Sunday, April 5, 2009

Now is a pretty good time to short stocks.

We're doing that thing again. You know, that thing where we ignore all the bad news coming out and only focus on how the recovery is here. As Professor Roubini has been saying, the bull market rallies have predicted six of the last zero recoveries. I'd also like to point out that the market isn't responding to news that things are getting better, only that things are getting worse at a slower rate than before. But even that news is temporary.

For the most part, all of the good news is now out. We've suspended mark-to-market accounting and replaced it with mark-to-fantasy, and we've come up with version 10 of the same plan the Obama Administration has been leaking for two quarters now, which is that the U.S. Government is going to purposely overpay for toxic assets in a giant gift to the banks. In this latest rendition, we are injecting a middle man so that "Joe the Plumber" types don't get angry. With this new plan, we can make it sound like private firms are buying the toxic assets, when in reality it is the taxpayer (you'll see what I mean when those assets start having ever higher default rates).

There are two important things for you to know going forward. The first is that Alcoa reports results tomorrow, which kicks off earnings season for the major companies. As I've written numerous times - including before the last big crash - earnings season tends to slap optimists in the face. We have this cycle where a lack of earnings reports allows people to think the recession is over, and then earnings season hits and panic sets in. The second is that at the end of April we will have the results of the bank stress tests. The government is going to try to hide the results (by now their proclivities are entirely predictable), but they are going to leak out anyway. The results are going to show that the largest banks (specifically Citibank and Bank of America) are insolvent even after the bailouts and after mark-to-fantasy accounting. It is important to understand that the latest bailout package absolutely does not preclude nationalizing Citibank.

There are only so many ways the Fed and FDIC can keep "gifting" such large chunks of money to banks. When the Administration has to go to Congress, they're going to find that lawmakers have bailout fatigue (a polite way of saying the constiuents are really getting pissed).

So we now have a bad earnings season starting (the YoY changes in quarterly earnings are really going to screw up those P/E ratios people pull up in Yahoo Finance!), bad stress test results, and the possible nationalization of Citi and/or BAC and/or GM. It is good time to short stocks.

Oh yeah, one more thing. Housing prices are only a little past half way finished falling. Perhaps I should change my WBuffettJr handle to DrDoomJr.


Walter said...

Rick, I have a question. Thinking ahead, when the economy resets and begins to gain traction again, and the market does the same, would it be a good idea to short the ultrashort ETF's - for the longterm?
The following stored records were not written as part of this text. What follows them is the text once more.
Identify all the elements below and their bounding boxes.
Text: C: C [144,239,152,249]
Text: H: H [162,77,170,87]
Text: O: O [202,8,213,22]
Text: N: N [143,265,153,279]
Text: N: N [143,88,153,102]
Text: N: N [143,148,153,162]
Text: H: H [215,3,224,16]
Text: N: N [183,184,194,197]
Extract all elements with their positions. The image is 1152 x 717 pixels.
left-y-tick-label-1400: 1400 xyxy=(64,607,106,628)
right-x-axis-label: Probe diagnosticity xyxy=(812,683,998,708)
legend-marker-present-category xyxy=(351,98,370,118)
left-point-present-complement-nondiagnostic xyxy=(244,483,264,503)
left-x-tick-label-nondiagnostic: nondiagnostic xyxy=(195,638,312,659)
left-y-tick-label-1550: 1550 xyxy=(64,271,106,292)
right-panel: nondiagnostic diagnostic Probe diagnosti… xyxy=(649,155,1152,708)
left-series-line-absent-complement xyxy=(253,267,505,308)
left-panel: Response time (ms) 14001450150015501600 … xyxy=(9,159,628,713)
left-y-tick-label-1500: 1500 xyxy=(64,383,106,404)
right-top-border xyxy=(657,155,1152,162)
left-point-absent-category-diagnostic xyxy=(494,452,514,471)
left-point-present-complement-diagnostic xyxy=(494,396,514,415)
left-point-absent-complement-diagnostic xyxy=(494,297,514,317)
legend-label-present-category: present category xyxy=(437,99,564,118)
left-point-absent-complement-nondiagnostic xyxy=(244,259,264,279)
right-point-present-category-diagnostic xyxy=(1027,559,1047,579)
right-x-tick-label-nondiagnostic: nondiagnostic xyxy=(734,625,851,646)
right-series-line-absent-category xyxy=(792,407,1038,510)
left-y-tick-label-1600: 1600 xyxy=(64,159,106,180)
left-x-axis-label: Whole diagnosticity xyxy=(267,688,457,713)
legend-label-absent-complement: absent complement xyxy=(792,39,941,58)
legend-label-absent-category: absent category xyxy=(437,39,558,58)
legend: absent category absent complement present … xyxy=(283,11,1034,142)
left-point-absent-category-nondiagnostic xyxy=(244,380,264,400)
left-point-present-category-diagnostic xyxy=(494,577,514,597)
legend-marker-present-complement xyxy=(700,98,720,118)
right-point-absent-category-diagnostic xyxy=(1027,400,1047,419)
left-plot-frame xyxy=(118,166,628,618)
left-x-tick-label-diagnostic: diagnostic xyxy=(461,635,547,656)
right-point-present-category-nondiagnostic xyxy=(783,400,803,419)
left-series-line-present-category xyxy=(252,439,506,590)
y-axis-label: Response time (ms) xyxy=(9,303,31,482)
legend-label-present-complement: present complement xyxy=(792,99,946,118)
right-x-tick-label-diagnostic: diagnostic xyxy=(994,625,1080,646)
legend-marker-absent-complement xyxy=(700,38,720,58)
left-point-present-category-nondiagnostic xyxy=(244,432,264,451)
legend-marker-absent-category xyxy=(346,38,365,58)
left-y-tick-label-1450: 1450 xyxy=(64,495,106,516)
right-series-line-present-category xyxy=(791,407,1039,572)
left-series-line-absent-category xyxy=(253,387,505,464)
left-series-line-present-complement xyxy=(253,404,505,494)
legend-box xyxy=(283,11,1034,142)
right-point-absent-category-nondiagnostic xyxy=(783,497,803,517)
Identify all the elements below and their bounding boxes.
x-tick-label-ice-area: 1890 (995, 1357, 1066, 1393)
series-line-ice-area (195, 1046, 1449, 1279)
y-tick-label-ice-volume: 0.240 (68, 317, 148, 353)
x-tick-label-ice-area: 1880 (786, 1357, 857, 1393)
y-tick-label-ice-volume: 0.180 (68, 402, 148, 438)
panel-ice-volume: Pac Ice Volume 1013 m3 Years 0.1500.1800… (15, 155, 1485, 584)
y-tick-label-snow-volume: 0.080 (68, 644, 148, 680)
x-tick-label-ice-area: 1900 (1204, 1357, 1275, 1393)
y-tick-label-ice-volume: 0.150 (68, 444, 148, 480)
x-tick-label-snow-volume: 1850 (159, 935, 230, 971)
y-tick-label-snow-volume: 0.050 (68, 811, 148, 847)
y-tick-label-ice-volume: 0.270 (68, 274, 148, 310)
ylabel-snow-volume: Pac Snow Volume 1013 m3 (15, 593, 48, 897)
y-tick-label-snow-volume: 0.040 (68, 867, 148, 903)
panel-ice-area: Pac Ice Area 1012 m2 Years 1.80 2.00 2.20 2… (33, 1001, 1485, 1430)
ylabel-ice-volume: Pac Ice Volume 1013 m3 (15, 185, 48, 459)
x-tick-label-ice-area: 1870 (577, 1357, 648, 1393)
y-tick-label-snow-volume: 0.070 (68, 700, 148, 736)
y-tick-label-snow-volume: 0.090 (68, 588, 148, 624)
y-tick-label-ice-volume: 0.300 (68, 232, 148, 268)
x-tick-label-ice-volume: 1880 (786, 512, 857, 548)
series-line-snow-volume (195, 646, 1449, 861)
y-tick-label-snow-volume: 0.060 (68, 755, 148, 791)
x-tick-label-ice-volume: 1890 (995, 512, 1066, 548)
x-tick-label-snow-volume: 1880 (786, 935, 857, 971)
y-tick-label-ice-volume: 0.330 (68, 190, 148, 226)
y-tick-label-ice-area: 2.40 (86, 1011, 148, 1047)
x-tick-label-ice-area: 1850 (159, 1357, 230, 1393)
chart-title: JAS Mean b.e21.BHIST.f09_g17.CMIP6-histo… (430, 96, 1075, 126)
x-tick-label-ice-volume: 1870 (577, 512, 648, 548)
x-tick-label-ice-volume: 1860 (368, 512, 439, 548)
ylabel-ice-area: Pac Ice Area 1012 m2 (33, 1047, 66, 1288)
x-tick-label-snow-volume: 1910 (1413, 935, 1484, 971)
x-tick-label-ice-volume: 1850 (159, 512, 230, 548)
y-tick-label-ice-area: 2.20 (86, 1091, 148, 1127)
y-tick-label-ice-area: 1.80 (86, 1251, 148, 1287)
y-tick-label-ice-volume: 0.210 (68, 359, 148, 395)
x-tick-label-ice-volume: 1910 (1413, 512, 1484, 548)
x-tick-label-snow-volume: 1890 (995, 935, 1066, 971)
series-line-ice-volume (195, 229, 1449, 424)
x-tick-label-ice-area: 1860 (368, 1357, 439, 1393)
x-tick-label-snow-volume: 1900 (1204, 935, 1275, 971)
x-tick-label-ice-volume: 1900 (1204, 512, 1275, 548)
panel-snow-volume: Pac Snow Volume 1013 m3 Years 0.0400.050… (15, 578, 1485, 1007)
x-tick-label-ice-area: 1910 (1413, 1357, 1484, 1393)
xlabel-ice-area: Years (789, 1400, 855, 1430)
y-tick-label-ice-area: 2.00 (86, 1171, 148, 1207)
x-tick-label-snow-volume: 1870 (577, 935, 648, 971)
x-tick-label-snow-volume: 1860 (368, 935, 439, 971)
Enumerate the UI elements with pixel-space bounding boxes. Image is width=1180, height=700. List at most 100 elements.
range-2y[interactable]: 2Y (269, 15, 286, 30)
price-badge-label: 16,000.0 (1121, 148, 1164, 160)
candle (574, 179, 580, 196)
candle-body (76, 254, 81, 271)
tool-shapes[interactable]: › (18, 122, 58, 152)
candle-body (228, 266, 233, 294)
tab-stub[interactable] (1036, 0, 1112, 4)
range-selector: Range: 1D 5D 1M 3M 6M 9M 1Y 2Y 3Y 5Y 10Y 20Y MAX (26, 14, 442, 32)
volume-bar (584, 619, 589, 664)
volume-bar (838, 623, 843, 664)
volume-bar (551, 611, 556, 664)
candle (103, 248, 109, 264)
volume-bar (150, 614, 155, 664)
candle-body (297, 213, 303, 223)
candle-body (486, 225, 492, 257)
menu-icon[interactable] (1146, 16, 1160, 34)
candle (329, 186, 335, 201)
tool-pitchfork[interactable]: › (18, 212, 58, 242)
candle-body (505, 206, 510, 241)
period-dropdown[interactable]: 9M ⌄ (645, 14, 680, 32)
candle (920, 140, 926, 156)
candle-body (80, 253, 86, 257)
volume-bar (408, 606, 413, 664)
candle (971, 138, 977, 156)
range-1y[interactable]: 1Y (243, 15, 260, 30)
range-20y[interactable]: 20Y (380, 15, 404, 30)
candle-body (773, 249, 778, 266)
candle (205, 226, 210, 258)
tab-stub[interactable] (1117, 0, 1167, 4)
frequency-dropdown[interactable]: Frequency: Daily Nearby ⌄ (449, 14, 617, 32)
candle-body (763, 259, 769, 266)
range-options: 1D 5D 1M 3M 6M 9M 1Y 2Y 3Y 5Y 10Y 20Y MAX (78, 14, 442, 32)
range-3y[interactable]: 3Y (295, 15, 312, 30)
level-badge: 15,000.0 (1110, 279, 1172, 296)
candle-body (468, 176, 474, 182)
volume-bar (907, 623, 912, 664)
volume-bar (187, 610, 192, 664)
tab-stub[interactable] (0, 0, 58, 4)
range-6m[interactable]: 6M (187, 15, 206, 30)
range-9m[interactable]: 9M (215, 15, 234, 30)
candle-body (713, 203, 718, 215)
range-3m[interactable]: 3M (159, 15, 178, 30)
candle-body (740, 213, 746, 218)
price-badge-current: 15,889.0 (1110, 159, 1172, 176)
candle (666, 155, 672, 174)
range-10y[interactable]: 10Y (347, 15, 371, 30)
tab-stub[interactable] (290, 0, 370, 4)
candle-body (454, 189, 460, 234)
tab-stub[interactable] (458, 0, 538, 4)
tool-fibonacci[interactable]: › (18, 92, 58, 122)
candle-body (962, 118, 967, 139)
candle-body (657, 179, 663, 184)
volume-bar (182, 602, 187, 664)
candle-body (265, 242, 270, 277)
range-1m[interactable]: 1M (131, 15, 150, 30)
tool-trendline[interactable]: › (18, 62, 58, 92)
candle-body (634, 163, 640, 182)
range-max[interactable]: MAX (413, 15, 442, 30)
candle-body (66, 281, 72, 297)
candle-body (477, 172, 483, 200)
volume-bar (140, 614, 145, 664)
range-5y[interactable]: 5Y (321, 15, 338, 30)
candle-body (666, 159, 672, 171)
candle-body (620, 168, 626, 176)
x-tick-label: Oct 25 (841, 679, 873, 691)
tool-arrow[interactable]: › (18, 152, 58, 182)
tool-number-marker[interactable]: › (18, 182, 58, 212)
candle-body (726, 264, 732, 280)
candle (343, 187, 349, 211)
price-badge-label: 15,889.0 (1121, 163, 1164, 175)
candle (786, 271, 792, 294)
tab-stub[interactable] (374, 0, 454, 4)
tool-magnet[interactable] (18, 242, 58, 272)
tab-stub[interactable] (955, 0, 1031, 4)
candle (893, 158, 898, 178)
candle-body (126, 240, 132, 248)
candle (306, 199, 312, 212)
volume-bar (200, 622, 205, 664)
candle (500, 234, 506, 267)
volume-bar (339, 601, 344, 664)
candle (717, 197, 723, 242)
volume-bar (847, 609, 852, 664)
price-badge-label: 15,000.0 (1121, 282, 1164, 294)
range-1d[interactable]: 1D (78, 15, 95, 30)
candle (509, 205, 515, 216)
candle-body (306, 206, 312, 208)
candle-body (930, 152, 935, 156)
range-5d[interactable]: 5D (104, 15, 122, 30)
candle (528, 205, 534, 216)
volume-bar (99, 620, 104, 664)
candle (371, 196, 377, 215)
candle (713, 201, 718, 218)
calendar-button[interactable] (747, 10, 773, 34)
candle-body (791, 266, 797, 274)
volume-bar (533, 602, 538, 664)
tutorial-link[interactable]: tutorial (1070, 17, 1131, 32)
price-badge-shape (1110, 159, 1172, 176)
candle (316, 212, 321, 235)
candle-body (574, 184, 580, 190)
Over time, those funds are going to be aimed in the wrong direction, and the fees add a sizable anchor dragging them further down.

Won't they be certain losers during a long period of expansion?

Konrad said...

Would the opposite premise be suggested as well? Market is going down, so you want to short the ultrapros?

ada said...

anyone who went for FAZ took a major beating today

Rick said...

Answer to both of the first two comments is yes. Konrad, shorting the ultra pros is exactly what I am doing now. It is preferable to going long the ultra longs, because the volatility kills these funds.

To Walter, yes, you can short the ultra shorts and do well in a recovery, but remember the most you can make in a short position is 100%. Those ultrashorts will do worse and worse and worse, but unless you keep piling more money into them, they will just keep approaching zero without ever getting there, so your return will be limited. In a growing economy I would much rather own a growing business that can compound 25% annually for ten years. But yes, shorting something like FAZ will probably earn you a lot of money very quickly once the real recovery kicks in.